First lady Melania Trump has pledged to get Ukrainian children returned from Russian captivity, but her mission is fraught with high-stakes risks.
President Donald Trump's wife last week hailed the return of eight Ukrainian children to their families, and while advocates celebrated the reunions, they also raised concerns about the first lady's passive-voice characterization of how they ended up in Russia, reported CNN.
“Everyone is moving very carefully, but everyone is clear on the point that the first lady’s office needs to hear: Thank you — but it is 35,000 kids, not seven or eight,” said Nathaniel Raymond, executive director of the Yale Humanitarian Research Lab.
The research lab operates the Ukraine Conflict Observatory through private donations after the Trump administration cut its funding, and Raymond worried that Melania Trump was understating the gravity of the situation.
“It is kids who were taken as a war crime and kids who are being militarized and were abducted by a state — not lost in the war," Raymond said. "Language matters."
The Yale lab reported last month that children had been taken to at least 210 locations to be re-educated in alignment with Russian values and narratives, and in some cases trained for combat against Ukraine, and some advocates expressed concern that Putin might try to manipulate the first lady through her direct involvement.
“Every returned child is wonderful for that family and that child, so that is good," said Bill Taylor, a former U.S. ambassador to Ukraine. "But there are more than 19,000 of these, and I do think that Putin is cynically using this in an attempt to make the Trumps more sympathetic to him."
"I think the first lady is genuinely interested in getting the Ukrainian children home," Taylor added. "But the fact is that Putin is not. He could return all of these kids and end the war tomorrow if he wanted."

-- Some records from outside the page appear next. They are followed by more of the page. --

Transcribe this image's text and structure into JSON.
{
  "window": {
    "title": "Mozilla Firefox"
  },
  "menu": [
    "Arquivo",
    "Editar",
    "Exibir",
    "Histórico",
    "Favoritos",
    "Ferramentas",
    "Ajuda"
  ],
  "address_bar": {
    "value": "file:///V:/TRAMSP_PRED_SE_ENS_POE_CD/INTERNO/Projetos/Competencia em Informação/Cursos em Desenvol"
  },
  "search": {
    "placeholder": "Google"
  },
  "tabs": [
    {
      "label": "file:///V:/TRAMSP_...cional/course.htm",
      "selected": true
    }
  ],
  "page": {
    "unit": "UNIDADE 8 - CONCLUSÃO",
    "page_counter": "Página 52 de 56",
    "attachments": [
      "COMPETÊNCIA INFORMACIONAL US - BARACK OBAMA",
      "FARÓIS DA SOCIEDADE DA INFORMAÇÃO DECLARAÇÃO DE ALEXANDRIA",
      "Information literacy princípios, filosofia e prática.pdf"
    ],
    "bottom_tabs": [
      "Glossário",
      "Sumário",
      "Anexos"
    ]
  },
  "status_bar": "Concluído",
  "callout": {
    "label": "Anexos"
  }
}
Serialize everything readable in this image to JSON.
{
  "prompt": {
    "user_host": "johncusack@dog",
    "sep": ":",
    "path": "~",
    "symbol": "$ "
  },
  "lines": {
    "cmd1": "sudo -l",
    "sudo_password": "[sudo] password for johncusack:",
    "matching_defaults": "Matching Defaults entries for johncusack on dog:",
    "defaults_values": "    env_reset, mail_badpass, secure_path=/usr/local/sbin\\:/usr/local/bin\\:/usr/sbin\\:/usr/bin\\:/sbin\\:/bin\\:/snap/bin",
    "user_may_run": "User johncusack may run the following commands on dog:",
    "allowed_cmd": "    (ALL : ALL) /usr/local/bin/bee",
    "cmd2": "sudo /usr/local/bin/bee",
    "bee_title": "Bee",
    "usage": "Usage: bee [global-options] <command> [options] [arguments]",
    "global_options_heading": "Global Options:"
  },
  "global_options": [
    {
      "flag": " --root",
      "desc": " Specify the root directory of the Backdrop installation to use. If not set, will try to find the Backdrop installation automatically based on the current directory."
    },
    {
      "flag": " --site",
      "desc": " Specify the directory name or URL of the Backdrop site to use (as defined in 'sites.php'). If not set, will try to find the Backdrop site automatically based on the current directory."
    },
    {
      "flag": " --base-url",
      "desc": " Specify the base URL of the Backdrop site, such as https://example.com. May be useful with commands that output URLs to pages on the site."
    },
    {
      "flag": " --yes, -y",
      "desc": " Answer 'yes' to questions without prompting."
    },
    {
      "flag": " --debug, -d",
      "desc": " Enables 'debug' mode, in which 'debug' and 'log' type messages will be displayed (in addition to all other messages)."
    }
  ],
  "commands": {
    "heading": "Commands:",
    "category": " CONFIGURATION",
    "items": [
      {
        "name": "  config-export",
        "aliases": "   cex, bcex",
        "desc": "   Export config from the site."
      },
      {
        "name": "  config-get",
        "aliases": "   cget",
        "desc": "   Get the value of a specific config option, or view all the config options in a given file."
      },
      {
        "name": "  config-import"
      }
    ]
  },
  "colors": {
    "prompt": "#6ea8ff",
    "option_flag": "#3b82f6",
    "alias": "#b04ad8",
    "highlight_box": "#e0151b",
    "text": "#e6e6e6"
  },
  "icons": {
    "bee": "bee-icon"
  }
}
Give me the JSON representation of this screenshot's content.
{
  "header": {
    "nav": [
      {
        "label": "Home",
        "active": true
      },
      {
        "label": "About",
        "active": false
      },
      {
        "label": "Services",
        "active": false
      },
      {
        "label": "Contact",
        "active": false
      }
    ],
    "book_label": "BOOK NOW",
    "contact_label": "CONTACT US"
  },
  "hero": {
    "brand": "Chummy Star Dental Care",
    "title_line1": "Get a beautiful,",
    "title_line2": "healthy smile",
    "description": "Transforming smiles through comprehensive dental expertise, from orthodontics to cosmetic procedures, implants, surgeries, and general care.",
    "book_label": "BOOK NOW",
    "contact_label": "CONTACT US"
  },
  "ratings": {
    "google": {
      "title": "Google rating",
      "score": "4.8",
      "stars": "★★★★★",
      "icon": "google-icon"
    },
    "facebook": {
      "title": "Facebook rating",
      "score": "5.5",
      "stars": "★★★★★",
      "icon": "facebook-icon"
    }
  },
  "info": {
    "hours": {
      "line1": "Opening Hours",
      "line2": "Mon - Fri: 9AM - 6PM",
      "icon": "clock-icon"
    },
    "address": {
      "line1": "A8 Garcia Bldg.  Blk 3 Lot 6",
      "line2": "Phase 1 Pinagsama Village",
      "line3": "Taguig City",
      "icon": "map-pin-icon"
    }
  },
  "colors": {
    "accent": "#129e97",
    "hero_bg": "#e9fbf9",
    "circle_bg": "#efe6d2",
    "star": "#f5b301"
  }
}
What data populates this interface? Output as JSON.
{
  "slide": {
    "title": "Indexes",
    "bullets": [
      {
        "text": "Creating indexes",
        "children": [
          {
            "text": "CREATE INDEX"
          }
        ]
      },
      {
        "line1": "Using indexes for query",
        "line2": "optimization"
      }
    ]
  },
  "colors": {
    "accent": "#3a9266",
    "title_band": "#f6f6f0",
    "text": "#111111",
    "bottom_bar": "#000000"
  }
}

The president himself blurred the numbers after a two-hour phone call with Putin, saying the number of children could be anywhere between 20,000 and 300, and a Republican congressional aide revealed some skepticism around Melania Trump’s direct line with Putin, but so far no one on Capitol Hill wants to challenge the White House on the issue.
“If there needs to be conversations with the White House on this, there will be, but I have no indication that Melania believes what Putin says,” the aide said.